De nouvelles mentions apparaissent également. Le montant total des exonérations de cotisations dont bénéficie l’entreprise devra désormais figurer sur la fiche de paie. Le super brut (rémunération brute du salarié + cotisations et contributions à la charge de l’employeur- les exonérations de cotisations) apparaît. Des logos d’entreprise ont également été intégrés. D’autres entreprises ont fait quelques innovations, en choisissant, par exemple, de mettre le net à payer en haut du bulletin de paie dans une cartouche bien visible pour que le salarié puisse voir d’emblée son salaire.

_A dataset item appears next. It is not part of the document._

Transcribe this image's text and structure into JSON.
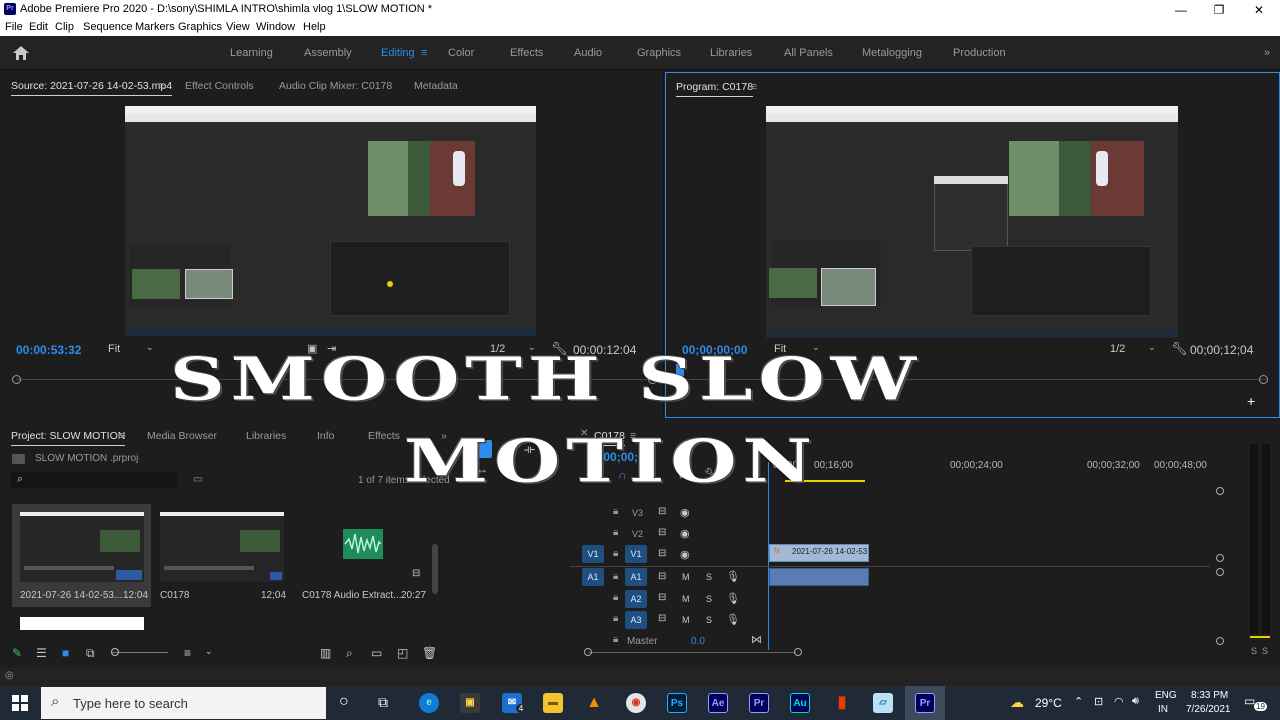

En revanche, dans la partie concernant l’identification de l’employeur, la référence de l’organisme auquel l’employeur verse les cotisations de sécurité sociale est supprimée. Surtout, les responsables paie ont dû prendre la mesure des nouvelles règles en vigueur depuis le 1er janvier 2018 : hausse de la CSG, suppression de la cotisation salariale maladie, baisse de la cotisation salariale chômage, suppression de la cotisation pénibilité, hausse de la cotisation GMP (garantie minimale de points).
Un chantier lancé en 2016
« C’est un non événement », assure Abdelkader Berramdane, directeur de la veille législative d’ADP France. Les entreprises de moins de 300 salariés ont pu s’appuyer sur l’expertise des sociétés de plus de 300 sociétés. Cette démarche s’est faite, il est vrai, en plusieurs étapes. Le chantier avait été lancé par Jean-Christophe Sciberras, DRH France de Solvay, qui avait été missionné en 2016 par le gouvernement. Dix entreprises de 650 à 47 000 salariés (Solvay, Sopra HR Software, Afpa, Société Générale, Saint-Gobain, Safran, Daher, Arkema, BNP Paribas, Inovyn), soit près de 10 000 salariés concernés, ont testé la nouvelle maquette. Puis la démarche a été généralisée aux
entreprises de plus de 300 salariés en janvier 2017.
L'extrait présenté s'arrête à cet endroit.